Когда я гулял по сельским дорогам, неслышно ступая среди оголенных виноградных лоз и смоковниц, моя мысль полностью созрела, и я познал истину о себе, о человеке, о земле и Боге.
В положенный час я вернулся домой, как если бы пришел после уроков, а на следующий день отправился в школу. Я знал, что мне велят объясниться, потребуют объяснений моего отсутствия, и я знал, что не стану скрывать правду. Я мог бы сказать, что сидел дома простуженный, но мне не хотелось. Меня накажут, но это меня не волновало. Пускай наказывают, если хотят. Пусть старик Брантон меня выпорет. Я бродил на природе, в тишине и нашел истину. Ничему бо́льшему они меня все равно не научат. Этого у них в учебниках не найдешь. Пусть наказывают. А еще я хотел произвести впечатление на девочку. Пусть она увидит, что я стойкий, что я способен сказать правду и пострадать за нее, что я не опущусь до дешевого вранья, лишь бы избежать порки. Я думал, моя правдивость что-то да будет значить для нее. Моя родственная душа, она же способна видеть сущность за поверхностными проявлениями и понять, что я сделал и почему.

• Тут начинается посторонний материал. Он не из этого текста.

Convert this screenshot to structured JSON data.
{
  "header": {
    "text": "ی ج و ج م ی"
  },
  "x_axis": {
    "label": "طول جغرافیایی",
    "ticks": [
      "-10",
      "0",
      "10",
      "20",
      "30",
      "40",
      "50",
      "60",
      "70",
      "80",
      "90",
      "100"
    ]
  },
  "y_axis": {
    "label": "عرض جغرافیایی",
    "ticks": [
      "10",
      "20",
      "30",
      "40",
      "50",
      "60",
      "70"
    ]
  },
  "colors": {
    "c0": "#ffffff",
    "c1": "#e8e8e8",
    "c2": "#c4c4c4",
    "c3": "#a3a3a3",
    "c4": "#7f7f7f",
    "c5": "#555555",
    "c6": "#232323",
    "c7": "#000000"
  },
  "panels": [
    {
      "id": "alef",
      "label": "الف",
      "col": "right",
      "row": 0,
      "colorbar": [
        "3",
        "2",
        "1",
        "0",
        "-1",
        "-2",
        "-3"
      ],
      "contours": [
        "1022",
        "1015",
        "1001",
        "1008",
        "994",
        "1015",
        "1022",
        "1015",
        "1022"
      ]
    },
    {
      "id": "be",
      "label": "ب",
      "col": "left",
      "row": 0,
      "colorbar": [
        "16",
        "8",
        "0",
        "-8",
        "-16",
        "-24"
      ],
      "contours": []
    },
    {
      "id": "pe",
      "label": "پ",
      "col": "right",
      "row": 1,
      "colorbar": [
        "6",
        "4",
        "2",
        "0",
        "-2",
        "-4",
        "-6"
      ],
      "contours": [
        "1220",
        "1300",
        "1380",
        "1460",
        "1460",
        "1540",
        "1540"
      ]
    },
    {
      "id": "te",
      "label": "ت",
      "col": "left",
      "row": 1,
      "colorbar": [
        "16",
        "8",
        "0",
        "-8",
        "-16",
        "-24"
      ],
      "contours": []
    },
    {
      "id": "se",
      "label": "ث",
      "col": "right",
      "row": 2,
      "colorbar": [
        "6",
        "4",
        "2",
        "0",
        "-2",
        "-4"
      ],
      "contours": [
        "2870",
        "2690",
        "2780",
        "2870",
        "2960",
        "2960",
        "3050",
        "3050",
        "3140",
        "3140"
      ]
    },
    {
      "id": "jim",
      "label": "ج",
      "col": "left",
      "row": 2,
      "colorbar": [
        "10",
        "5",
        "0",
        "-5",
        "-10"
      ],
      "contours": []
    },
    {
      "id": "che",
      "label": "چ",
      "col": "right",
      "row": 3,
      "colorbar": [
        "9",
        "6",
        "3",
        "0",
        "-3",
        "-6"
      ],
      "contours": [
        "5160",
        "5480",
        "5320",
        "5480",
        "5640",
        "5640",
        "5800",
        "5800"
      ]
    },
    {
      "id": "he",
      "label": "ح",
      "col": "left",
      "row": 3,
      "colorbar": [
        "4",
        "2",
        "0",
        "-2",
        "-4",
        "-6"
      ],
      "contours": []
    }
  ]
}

После переклички учительница вызвала меня:
– Вчера ты не пришел в школу. У тебя есть уважительная причина?
– У меня нет уважительной причины, – ответил я.
Внезапно я почувствовал себя предметом насмешек всего класса. Можно было представить, как все думали: ну и дурак! Я посмотрел на девочку, в которую был так влюблен, и увидел, что она тоже смеется, но не поверил своим глазам. Такое иногда случается, когда один человек отдает другому свою гордость и сущность, а тот, другой, не приемлет его гордость и сущность. Я видел и слышал, как девочка смеется надо мной, а мне не верилось. У меня не было намерения ее позабавить. Я не собирался никого развлекать, и смех разозлил меня.
– Почему ты не пришел в школу? – спросила учительница. – Где ты был?
– Я был за городом, – ответил я. – Ходил гулять.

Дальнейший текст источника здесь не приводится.